Selain itu, penilaian kuantitas ditujukan untuk mengetahui jumlah
penggunaan antibiotik di rumah sakit yang diukur secara retrospektif maupun
prospektif melalui studi validasi (Kemenkes RI, 2011). Hasil evaluasi penggunaan
antibiotik yang dilakukan terhadap pasien yang menjalani caesarean section
periode Januari-Desember 2013 di RSUD Prof. Dr. Margono Soekarjo, RSUD
Ajibarang, dan RSUD Banyumas terungkap masih belum rasional. Nilai DDD/100
hari rawat yang sangat rendah dari masing-masing antibiotik yang tepat sebagai
terapi paska caesarean section, yakni sefotaksim dan baktesin, sebaliknya
DDD/100 hari rawat dari antibiotik yang tidak tepat justru tinggi, yakni ampisilin
4
dan amoksisilin yang menunjukkan bahwa rasionalitas penggunaan antibiotik di
tiga rumah sakit tersebut masih rendah (Kusuma et al., 2016).

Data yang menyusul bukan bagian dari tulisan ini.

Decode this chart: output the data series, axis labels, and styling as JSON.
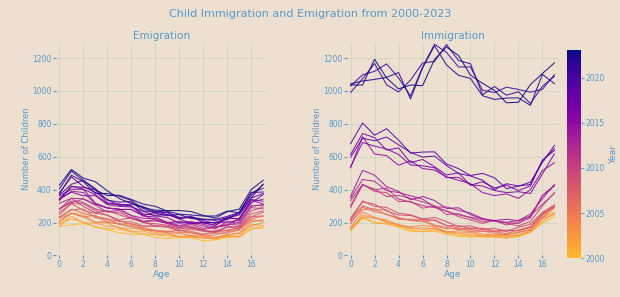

RSUD Dr. Iskak Tulungagung belum pernah melakukan evaluasi penggunaan
antibiotik sedangkan permasalahan resistensi antibiotik merupakan masalah global
saat ini (Watkins and Bonomo, 2016). Dari data-data di atas menunjukkan masih
banyaknya penggunaan antibiotik yang belum tepat dan rasional yang mampu
memicu resistensi antibiotik dan berpengaruh terhadap kualitas hidup masyarakat,
sehingga peneliti ingin melakukan evaluasi secara kuantitas maupun kualitas
penggunaan antibiotik di Ruang Inap Flamboyan dan Virtual Penyakit Dalam
sehingga evaluasi ini akan mampu mencegah penggunaan obat yang tidak perlu dan
tidak tepat untuk meningkatkan mutu pelayanan khususnya terkait penggunaan
antibiotik.
1.2 Rumusan Masalah
Bagaimana kualitas penggunaan antibiotik dengan metode Gyssens dan
kuantitas penggunaan antibiotik dengan metode DDD pada pasien penyakit dalam
yang dirawat di Ruang Inap Flamboyan dan Ruang Inap Virtual RSUD Dr. Iskak
Tulungagung?
1.3 Tujuan
1.3.1.Tujuan Umum
Melakukan evaluasi penggunaan antibiotik secara kualitatif dan kuantitatif
pada pasien penyakit dalam di Ruang Inap Flamboyan dan Ruang Inap Virtual
RSUD Dr. Iskak Tulungagung.
1.3.2.Tujuan Khusus.
Mengevaluasi penggunaan antibiotik secara kualitatif menggunakan metode
Gyssens dan kuantitatif dengan metode DDD (Defined Daily Dose).
1.4 Manfaat Penelitian
Hasil penelitian ini diharapkan dapat menjadi evaluasi dalam upaya
meningkatkan mutu pelayanan kefarmasian di RSUD Dr. Iskak Tulungagung dan
sebagai bahan masukan untuk tenaga kesehatan yang lain.